Perhaps the most essential enabler of all is the production of industry-standard, machine-readable data (E1) at a high temporal rate by RAN network nodes (eNodeB or gNodeB). This data can be aggregated, stored, filtered and distributed by advanced real-time, hierarchical, message bus (E2) solutions. A distributed training and inference (E3) architecture can efficiently consume this data and use it to facilitate the training of ML models to create new AI algorithms and/or parameter selection for classic algorithm design [2].

There are many alternatives [3] to creating/training models for use with ML algorithms, with three main classifications:

Supervised learning, in which algorithms are trained using labeled examples
Unsupervised learning, using a cluster or grouping technique
Reinforcement learning (RL) [4], using a target reward strategy that allows guidance toward an optimal set of actions.

Depending on the problem targeted, the best ML model and supporting life cycle (E4) can vary considerably in complexity. For simpler problems, linear regression, smaller decision-tree and simple neural networks (NNs) with a few nodes and layers can be sufficient. For more complex problems, large decision trees or deep neural networks (DNNs) with many layers and nodes and several convolutional layers could be necessary to achieve the required accuracy.

RL approaches and supporting agents (E7) for controlling optimization goals can be especially effective at learning novel RAN management strategies. Training RL models depends on active exploration, through a software agent’s trial and error experiments, which will not always be possible or appropriate in a live RAN system. To help solve this problem, and to generate the required quantities of data to train models, we have included simulation (E6) in our set of software enablers.

Once trained, an ML model can be used in the inference phase (part of E3), where a selection of data is used as input into the model that will then produce a set of predictions, actions or rules, with the exact details depending on the ML algorithm type. In RAN, the hardware and software requirements on the training and inference phases can be vastly different. Training typically requires powerful central processing unit or specialized graphics processing unit (GPU) hardware with large memory and data storage.

AI software platforms, such as TensorFlow, Keras and PyTorch, together with other extensive, open source (E5), often Python-based, ML software ecosystems need to be integrated into the software engineering flow. During the inference phase, a trained model (or models) is made available to the RAN application(s) through model life-cycle management (E4). For latency-critical RAN edge applications, the inference needs to be efficiently realized, with low latency, power consumption and memory footprint, taking the characteristics of the target hardware and software architecture into account.
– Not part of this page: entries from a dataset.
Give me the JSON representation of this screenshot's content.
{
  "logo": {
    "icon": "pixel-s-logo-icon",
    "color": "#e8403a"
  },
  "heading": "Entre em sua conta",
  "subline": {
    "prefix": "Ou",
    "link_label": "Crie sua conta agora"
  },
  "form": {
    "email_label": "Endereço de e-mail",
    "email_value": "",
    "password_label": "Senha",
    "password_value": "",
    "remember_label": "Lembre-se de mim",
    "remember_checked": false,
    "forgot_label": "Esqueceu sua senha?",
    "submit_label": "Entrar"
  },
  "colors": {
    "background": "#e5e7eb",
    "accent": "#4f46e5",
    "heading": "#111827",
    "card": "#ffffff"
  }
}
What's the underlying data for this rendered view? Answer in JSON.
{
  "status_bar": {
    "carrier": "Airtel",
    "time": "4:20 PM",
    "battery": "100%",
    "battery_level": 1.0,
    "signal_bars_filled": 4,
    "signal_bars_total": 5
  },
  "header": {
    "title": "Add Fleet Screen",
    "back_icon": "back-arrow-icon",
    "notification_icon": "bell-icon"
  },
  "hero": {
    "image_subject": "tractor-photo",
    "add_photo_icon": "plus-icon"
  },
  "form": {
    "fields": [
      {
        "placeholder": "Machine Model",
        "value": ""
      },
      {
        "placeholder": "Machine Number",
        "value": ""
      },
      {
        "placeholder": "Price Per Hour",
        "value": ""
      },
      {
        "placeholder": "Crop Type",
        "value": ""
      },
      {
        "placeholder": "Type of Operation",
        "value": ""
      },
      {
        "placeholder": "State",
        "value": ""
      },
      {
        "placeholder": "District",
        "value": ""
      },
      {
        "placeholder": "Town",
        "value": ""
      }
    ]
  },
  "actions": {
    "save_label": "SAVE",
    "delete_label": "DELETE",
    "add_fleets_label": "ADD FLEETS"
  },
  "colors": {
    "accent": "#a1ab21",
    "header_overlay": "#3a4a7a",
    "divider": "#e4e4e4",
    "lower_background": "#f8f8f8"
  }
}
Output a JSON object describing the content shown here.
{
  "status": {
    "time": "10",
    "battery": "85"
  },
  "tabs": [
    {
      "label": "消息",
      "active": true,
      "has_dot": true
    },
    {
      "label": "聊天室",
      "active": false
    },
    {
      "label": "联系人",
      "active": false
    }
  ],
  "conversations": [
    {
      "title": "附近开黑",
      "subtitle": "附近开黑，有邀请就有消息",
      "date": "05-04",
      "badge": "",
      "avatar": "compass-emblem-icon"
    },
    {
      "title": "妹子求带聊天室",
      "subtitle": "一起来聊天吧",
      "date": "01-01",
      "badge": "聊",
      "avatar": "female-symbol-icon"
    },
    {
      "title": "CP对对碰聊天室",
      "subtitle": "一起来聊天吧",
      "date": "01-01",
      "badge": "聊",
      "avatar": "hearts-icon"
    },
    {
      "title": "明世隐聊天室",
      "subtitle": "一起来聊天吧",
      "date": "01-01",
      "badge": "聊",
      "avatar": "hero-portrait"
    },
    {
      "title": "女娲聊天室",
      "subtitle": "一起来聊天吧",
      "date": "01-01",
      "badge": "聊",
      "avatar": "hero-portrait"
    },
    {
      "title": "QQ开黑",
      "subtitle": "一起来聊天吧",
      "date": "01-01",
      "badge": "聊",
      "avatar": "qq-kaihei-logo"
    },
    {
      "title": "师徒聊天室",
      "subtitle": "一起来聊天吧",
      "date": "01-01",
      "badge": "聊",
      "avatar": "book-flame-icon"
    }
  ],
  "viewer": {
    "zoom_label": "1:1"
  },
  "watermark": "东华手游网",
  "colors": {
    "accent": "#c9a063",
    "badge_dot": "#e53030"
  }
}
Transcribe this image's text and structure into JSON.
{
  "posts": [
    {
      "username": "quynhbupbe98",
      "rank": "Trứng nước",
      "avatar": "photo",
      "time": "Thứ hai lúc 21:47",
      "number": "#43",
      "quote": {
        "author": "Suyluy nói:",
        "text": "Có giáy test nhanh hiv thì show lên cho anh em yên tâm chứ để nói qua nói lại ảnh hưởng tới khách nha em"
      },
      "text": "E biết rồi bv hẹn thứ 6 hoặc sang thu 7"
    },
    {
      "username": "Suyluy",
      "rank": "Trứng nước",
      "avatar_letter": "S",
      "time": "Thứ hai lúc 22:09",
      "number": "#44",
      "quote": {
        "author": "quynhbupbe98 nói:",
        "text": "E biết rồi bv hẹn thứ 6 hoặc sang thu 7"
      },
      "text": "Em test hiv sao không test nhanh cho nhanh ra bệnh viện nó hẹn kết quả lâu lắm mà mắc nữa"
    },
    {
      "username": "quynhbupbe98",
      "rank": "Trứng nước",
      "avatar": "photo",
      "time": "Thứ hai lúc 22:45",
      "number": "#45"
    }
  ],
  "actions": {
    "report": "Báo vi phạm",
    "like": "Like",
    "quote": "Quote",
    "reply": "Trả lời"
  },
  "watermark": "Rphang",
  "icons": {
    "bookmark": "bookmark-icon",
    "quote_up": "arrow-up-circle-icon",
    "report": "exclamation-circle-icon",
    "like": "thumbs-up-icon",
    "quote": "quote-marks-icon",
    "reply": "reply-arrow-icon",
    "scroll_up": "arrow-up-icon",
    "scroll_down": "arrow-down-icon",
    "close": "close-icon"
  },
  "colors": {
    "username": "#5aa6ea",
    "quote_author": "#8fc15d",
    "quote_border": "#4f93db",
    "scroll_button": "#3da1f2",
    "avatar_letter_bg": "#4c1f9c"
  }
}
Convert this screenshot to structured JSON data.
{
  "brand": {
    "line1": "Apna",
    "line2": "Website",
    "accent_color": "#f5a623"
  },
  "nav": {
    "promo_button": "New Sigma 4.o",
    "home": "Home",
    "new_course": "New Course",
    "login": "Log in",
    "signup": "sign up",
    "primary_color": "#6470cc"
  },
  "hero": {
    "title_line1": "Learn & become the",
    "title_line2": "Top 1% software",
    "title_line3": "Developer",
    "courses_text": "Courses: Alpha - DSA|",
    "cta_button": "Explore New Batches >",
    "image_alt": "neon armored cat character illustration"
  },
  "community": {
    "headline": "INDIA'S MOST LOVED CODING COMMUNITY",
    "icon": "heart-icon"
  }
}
Our software enablers are fully compatible with intent-based management solutions [5]. When moving toward AI-based automation, operators will no longer spend time tweaking RAN performance by adjusting individual parameters exposed by the RAN system. Instead, well-defined high-level rules and policies (E8) for expressing overall operational intent are used. The AI-based automation machinery is then responsible for realizing these goals.

Long term, to allow the most sophisticated forms of automation, we see a need to build partial digital representations of deployed systems. Our unique digital sibling (E9) concept makes it possible to harvest ML models to build context-specific knowledge.